Court lacked jurisdiction to hear appeal of denial of class certification in fiduciary breach action

A settlement agreement that preserved a plan trustee’s ERISA claims did not represent a final resolution of his claims and, thus, did not allow for the appeal of a decision by a trial court denying class certification, according to the U.S. Court of Appeals in St. Louis (CA-8).

Settlement of fiduciary breach claims

A 401(k) plan retained an insurance company to provide administration and recordkeeping services and to arrange access to investment options for the plan’s participants. The insurance company offered the plan’s trustees a group of investment options from which the trustees selected the options to be offered to participants. However, the insurance company was compensated for servicing plans through revenue sharing arrangements with the mutual funds and separate accounts offered to the plan.

A plan trustee filed a putative class action in 2006, alleging that the insurance company violated ERISA by receiving revenue sharing from the mutual funds offered to the plan and by failing to disclose the receipt of the payments.

A federal trial court denied the trustee’s motion for class certification, and the trustee and insurance company eventually entered into a confidential settlement agreement. However, the agreement, in a provision incorporated into the consent judgment, reserved the trustee’s right to appeal the trial court’s denial of class certification. Further, the agreement allowed the trustee to seek additional recovery in the event an appeals court reversed or vacated the denial of class certification. Specifically, the trustee and the plan were authorized to petition the trial court to be paid out of any future recovery awarded to any class that is certified.

In subsequently appealing the trial court’s denial of class certification, the trustee argued that the confidential agreement was a final judgment, and, therefore, allowed for a live case or controversy. Moreover, he noted that he retained the right to appeal the class certification ruling and asserted a continued interest in the outcome of the litigation (i.e., right to participate in any future recovery by the certified class and to shift costs and attorney’s fees to the class).

Eighth Circuit rejects jurisdiction

The Eighth Circuit initially noted that the insurance company agreed not to challenge the trustee’s arguments for jurisdiction. However, despite the parties’ mutual agreement, the court ruled that it lacked jurisdiction and dismissed the appeal.

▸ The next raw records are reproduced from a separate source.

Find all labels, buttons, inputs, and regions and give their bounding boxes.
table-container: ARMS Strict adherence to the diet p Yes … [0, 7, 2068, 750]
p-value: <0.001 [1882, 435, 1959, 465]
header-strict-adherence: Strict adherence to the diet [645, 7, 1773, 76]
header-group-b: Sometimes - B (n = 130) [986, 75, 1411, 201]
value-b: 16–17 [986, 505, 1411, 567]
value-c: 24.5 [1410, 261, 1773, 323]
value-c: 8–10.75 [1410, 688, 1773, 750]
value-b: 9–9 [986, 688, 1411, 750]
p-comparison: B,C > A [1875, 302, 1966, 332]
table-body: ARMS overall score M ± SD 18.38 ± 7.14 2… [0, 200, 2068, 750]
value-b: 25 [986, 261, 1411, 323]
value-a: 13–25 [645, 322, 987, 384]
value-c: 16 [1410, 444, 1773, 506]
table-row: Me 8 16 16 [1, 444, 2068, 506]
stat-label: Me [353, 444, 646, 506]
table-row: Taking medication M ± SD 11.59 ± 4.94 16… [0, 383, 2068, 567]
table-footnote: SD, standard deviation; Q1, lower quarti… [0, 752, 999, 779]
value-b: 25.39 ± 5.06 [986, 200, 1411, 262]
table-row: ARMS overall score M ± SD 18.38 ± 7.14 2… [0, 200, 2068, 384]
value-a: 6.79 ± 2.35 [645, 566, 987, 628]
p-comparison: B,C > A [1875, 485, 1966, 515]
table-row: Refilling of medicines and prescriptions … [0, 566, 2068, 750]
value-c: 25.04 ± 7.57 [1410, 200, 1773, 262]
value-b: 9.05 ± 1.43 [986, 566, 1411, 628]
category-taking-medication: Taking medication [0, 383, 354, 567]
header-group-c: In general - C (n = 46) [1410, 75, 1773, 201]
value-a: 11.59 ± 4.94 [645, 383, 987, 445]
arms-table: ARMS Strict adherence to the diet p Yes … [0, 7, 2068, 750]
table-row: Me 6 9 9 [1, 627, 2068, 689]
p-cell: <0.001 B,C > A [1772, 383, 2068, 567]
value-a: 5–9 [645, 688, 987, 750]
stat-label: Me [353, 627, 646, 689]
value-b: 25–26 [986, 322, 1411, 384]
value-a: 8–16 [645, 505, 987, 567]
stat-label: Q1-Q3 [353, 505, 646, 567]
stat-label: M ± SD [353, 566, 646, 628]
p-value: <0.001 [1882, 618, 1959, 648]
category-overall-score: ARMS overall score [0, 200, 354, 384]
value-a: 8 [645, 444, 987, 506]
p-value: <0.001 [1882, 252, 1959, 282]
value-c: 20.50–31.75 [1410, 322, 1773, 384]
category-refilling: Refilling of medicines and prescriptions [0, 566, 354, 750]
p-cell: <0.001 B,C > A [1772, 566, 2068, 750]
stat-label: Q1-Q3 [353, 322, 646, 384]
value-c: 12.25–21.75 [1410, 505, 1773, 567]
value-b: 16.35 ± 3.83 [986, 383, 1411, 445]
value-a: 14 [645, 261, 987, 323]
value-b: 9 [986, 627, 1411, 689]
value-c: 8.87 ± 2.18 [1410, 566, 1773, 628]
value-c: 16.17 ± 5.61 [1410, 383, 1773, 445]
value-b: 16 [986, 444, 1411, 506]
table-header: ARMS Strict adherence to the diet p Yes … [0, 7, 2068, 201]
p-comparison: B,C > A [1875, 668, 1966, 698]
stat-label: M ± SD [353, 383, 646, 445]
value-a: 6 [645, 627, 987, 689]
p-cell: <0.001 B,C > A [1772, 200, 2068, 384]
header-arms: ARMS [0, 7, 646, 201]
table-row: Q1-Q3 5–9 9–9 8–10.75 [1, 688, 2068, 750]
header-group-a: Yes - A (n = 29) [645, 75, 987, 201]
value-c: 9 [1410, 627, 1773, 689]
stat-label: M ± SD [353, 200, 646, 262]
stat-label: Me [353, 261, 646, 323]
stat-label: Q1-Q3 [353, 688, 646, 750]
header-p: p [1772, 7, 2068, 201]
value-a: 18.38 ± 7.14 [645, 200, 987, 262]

The court first explained that, because the settlement agreement allowed for the trustee’s claims to “spring back to life,” his individual claims were not finally resolved. In the Eighth Circuit, the court stressed, there is no final appealable decision unless an appellant’s claims are “unequivocally dismissed with prejudice.” As the confidential agreement and consent judgment permitted the trustee to reserve his independent claims in order to petition the trial court for additional recovery, the trial court’s decision was not final.

Alternatively, the court ruled that, even if the trial court’s decision was final, the trustee’s voluntary dismissal of his individual claims, in the settlement agreement, rendered the case moot.